In direct relation to _that _beer, I've read accounts of brewers going so far as adding a few pellets at a time, to mixing all the hops together and splitting them up into 10 additions. Both methods seem to get good results.
What I'm getting at is, is there any plus to splitting up your hop bill into multiple additions rather than the standard 3 or 4?
For the sake of the exercise, would a simple, moderately hopped APA benefit from having its hop bill divided up to 10 additions also?


----------



## skb (28/1/15)

Being a big fan of dogfish head and the depth and smoothness of the 70 and 90, I think there must be something in the continuous hoping. He first did it on a 10 gal system so can be done... Question is, can you really be bothered to to like "10 additions", maybe make it a hobby project.

I was at the brewery last week some interesting photos .. 1st is his first continuous hoping machine ( after the electric football board)





The original system from the brewpub 




Two shots of brewery 







And to end the day ( or two) the original brewpub


----------



## skb (28/1/15)

Before I am correct yes I meant 60 not 70


----------



## manticle (28/1/15)

I've done it post 20 mins (every 5 till flameout) and yes I reckon there's something in it.


----------



## Blind Dog (29/1/15)

Even though I no chill, so might not get the full effect, I have found that adding hops at 5 min intervals for the last 20 min and then for 20 min after flameout with a final dose in the cube either added a certain complexity or I just convinced myself it did because of the effort it took.


----------



## manticle (29/1/15)

Complex chemistry in them hops.


----------



## Dave70 (29/1/15)

skb said:


> ... Question is, can you really be bothered to to like "10 additions",


Yes. I'm basically just standing there drinking, blaring music, nodding my head and staring at the boil anyway. 






manticle said:


> I reckon there's something in it.





Blind Dog said:


> added a certain complexity


Good enough for me.


----------



## skb (29/1/15)

My problem is when I make beer with friends we drink 3gal and make 5... So remembering 10 additions is. Struggle


----------



## stux (29/1/15)

Just grab a handfull every 5 minutes and chuck em in?


----------



## paulyman (29/1/15)

I'm drinking the commercial example as I write this, my first. It is bloody smooth and fantastic! There is a lot going on malt wise as well which is nice, haven't really had that in an ipa before.
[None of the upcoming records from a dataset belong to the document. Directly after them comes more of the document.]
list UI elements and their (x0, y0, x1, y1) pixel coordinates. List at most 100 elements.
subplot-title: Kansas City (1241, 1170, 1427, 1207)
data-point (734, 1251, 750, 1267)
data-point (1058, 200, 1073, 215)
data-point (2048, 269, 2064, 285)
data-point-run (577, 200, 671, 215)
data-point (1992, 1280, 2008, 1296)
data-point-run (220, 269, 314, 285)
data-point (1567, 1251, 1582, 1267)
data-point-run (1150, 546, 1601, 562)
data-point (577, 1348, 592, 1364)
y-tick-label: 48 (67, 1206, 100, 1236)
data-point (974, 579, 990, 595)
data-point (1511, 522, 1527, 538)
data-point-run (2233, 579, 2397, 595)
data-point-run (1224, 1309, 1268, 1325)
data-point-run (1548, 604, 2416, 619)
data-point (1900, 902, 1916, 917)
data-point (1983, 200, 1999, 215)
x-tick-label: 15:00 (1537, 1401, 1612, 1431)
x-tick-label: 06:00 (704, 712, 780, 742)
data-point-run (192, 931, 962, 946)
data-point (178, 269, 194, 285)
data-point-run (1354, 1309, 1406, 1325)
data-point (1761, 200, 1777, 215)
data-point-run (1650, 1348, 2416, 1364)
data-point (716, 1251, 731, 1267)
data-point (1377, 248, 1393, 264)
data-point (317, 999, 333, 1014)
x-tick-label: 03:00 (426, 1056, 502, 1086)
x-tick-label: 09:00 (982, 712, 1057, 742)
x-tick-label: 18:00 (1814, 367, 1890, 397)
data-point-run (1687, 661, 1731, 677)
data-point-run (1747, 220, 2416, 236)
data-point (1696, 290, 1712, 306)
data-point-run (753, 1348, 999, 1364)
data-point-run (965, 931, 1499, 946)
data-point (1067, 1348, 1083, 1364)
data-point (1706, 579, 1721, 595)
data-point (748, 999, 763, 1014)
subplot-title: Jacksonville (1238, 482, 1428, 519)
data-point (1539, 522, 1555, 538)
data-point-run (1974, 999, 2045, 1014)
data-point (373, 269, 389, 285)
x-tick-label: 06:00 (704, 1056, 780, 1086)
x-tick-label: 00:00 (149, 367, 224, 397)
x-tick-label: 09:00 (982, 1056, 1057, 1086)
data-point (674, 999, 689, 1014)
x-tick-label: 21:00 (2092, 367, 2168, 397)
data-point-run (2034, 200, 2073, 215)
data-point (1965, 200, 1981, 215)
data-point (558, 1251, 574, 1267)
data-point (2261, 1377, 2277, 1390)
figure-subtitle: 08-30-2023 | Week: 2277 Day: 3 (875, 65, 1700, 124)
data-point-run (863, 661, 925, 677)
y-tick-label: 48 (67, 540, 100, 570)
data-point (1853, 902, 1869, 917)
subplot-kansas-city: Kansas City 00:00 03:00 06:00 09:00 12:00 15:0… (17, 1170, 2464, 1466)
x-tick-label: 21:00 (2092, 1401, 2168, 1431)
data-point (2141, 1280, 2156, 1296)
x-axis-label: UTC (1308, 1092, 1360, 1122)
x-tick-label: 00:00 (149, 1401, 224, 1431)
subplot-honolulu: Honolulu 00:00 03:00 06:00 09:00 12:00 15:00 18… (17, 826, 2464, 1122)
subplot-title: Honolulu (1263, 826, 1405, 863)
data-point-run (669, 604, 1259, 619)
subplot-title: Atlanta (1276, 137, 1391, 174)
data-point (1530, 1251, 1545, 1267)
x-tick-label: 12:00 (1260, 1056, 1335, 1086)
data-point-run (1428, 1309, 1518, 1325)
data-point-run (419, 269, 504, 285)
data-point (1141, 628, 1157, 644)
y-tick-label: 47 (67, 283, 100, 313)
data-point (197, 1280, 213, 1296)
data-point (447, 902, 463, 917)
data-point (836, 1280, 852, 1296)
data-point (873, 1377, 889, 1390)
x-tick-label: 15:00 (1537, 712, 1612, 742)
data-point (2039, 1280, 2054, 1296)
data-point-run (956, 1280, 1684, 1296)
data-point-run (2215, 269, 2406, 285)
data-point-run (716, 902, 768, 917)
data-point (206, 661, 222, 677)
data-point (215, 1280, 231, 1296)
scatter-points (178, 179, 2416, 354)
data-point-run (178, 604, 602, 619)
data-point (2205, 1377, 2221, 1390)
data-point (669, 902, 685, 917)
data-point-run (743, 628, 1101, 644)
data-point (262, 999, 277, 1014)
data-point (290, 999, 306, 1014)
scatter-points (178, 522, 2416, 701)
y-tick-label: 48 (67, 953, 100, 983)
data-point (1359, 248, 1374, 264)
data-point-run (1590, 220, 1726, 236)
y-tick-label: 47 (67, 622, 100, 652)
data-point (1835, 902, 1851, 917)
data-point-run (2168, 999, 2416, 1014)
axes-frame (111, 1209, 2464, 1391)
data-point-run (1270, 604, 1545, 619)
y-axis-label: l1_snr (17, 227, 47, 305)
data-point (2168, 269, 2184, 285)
If getting something this smooth means having 30 bags of hops lined up for 2 minute additions, I'm keen. But maybe I should wait until I've tried my first standard hopped IPA which is still fermenting happily away in the ferm fridge.


----------



## hoppyone (29/1/15)

I have brewed an all grain clone of the DHF 90 min IPA , it certainly is different taste compared to a standard IPA. The recipe calls for all the hops to be divided evenly & thrown into the boil at 6 minute intervals,a lot of staring at the clock but I think it is worth it for the differnet taste.

I had to do a clone of this after drinking a fair amount of it in the USA last year, bloody one of the best IPA's going around


----------



## skb (29/1/15)

I always put my hops in a hop bag, can you just throw them in the kettle and use a strainer .... If adding every 5 min it would be easier but not sure of the downside ??


----------



## Dave70 (30/1/15)

I had a cunning plan to que up a bunch of songs that run for 5 minutes. 
This proved to be more challenging than I expected so I gave up. 
Price of being a prog metal and its sub-generas fan.


----------



## manticle (30/1/15)

You need to get into grind.


----------



## Blind Dog (30/1/15)

Taylor Swift songs are all 5 minutes long 


Just saying...


----------



## sponge (30/1/15)

Dave70 said:


> Price of being a prog metal and its sub-generas fan.


Hop addition at every timing change. Really hop bomb that bad boy back to 2112.


----------



## buckerooni (30/1/15)

how about one of those automated cat feeder things set to 'fat cat' for constant 5 min dispensing?!

PS. I do not own one of these, nor a cat.

you could be able to get 5 Anal C*nt songs within 5 mins easy...picking one from the next may be the issue however.


----------